Now, if \(P_n(z)=\sum_0^n a_k z^k\) is a segment of the Taylor series about the origin of the entire function \(G(z)\), then for \(|z|\leq R/e\) in \(\Delta_l\), when

\[ n=\left[C\frac{R}{l}\ln\frac{M(2R)}{\delta}\right] \]

(\(R\) so far arbitrary), \(|P_n(z)-f(z)|\leq 2\delta\).
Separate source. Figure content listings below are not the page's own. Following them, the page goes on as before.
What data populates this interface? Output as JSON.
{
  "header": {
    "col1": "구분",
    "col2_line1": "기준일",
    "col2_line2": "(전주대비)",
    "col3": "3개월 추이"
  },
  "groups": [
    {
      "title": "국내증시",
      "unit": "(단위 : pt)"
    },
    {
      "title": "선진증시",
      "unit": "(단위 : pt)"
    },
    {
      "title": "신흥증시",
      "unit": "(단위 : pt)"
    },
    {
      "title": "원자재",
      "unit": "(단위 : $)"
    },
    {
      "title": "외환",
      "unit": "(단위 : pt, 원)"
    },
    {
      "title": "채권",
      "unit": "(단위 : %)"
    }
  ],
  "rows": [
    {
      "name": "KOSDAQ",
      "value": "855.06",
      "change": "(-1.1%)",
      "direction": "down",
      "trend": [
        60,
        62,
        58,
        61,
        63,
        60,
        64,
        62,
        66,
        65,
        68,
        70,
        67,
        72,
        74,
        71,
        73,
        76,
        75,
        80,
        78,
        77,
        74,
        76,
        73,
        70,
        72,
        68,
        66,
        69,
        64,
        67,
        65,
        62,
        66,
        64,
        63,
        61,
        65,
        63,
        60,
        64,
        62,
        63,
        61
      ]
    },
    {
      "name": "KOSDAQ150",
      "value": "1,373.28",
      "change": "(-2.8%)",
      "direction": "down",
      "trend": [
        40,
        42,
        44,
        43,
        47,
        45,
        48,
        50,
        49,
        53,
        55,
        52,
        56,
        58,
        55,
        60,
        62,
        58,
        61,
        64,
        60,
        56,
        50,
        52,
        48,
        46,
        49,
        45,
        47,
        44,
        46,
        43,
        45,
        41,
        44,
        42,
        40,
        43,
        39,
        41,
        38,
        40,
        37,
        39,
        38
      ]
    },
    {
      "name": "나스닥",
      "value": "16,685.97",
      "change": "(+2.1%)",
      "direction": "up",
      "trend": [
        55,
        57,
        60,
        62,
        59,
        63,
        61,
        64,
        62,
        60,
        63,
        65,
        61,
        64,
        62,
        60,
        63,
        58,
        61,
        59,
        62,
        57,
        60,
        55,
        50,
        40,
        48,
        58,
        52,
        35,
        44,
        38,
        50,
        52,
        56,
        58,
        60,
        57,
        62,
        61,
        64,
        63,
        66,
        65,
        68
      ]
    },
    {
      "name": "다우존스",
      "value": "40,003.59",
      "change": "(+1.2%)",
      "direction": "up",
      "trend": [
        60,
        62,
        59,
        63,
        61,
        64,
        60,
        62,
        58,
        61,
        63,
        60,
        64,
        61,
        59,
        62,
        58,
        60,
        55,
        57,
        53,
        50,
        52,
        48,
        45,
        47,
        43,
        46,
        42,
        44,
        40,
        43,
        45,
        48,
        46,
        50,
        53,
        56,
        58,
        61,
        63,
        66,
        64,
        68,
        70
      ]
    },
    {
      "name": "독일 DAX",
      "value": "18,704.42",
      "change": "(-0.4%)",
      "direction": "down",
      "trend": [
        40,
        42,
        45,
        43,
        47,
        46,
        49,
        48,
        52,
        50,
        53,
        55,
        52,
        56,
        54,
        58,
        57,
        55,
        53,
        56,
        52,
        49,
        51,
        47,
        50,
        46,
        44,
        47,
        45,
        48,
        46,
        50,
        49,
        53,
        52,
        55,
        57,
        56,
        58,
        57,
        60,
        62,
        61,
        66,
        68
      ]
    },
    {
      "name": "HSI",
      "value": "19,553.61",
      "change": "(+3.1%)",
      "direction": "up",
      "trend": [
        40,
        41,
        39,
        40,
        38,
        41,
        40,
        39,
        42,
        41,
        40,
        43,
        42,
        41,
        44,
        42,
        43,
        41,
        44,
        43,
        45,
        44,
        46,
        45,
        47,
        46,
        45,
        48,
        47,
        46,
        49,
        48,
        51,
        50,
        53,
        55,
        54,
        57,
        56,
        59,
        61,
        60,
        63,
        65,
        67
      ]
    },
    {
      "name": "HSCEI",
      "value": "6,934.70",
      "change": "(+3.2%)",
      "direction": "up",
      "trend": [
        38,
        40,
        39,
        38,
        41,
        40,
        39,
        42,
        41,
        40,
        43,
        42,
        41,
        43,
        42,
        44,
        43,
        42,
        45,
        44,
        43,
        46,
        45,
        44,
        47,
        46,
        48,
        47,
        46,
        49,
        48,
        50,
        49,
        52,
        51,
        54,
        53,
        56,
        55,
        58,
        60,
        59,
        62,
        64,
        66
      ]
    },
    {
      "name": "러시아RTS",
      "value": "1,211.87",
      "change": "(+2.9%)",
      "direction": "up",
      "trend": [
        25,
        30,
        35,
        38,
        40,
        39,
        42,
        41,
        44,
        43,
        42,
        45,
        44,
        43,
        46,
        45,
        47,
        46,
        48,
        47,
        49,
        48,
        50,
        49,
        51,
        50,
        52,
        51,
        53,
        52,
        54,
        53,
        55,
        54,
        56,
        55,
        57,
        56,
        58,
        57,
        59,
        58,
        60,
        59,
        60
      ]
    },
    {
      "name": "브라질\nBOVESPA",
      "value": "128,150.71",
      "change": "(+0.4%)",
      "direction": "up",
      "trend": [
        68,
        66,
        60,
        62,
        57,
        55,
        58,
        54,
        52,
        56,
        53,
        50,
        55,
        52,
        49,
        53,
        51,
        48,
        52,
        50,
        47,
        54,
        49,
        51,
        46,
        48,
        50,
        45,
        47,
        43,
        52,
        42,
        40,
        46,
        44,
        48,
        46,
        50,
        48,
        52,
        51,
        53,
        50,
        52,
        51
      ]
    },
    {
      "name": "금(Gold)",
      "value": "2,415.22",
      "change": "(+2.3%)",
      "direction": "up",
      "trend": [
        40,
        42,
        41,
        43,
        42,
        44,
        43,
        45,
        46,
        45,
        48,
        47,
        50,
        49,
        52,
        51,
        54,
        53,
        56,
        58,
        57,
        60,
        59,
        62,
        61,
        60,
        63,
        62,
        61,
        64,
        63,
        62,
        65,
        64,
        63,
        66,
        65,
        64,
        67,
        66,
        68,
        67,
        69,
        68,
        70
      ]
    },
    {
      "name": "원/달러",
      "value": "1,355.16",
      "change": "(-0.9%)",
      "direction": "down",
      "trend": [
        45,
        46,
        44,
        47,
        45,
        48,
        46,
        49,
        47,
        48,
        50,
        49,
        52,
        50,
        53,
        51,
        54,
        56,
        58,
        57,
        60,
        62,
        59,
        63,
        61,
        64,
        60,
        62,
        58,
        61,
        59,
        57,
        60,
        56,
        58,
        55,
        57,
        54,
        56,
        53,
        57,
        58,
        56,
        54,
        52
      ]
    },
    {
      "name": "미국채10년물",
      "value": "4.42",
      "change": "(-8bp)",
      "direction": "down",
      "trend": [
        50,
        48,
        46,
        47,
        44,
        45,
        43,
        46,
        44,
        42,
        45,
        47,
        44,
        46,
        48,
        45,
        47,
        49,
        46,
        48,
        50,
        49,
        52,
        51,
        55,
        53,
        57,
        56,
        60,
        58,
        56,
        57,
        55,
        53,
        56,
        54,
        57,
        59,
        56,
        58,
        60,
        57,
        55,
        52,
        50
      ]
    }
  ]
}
In the half-plane \(\Delta_l\) outside the circle \(|z|\leq R/e\), the closeness is ensured by the weight function \(e^{-|z|^\lambda}\), \(\lambda>1\).

With a suitable choice of \(R\) from the expression for the degree of the approximating polynomial, we obtain

\[ E_n\left(f,e^{-|z|^\lambda}\right)\leq \delta = C M(n^{1/\lambda})\exp\left(-\,\ln\frac{\lambda-1}{\lambda}\right). \]

The case considered here, for simplicity of exposition, of a half-plane and of the weight \(e^{-|z|^\lambda}\), \(\lambda>1\), by the methods which we used in \((^5)\), is easily generalized to the case of a broader class of infinite domains and more general weights.

Received
5 V 1960

CITED LITERATURE

1. A. L. Shaginyan, Reports of the Institute of Mathematics and Mechanics, Academy of Sciences of the Armenian SSR, vol. 1 (1947).
2. A. L. Shaginyan, Reports of the Academy of Sciences of the Armenian SSR, 5, No. 4 (1946).
3. M. M. Dzhrbashyan, Metric theorems on the representability of analytic functions, Dissertation, Yerevan, 1948.
4. S. N. Mergelyan, UMN, 7, 2, 48 (1952).
5. V. A. Tonyan, Izvestiya of the Academy of Sciences of the Armenian SSR, ser. phys.-math. sciences, 11, 4 (1958).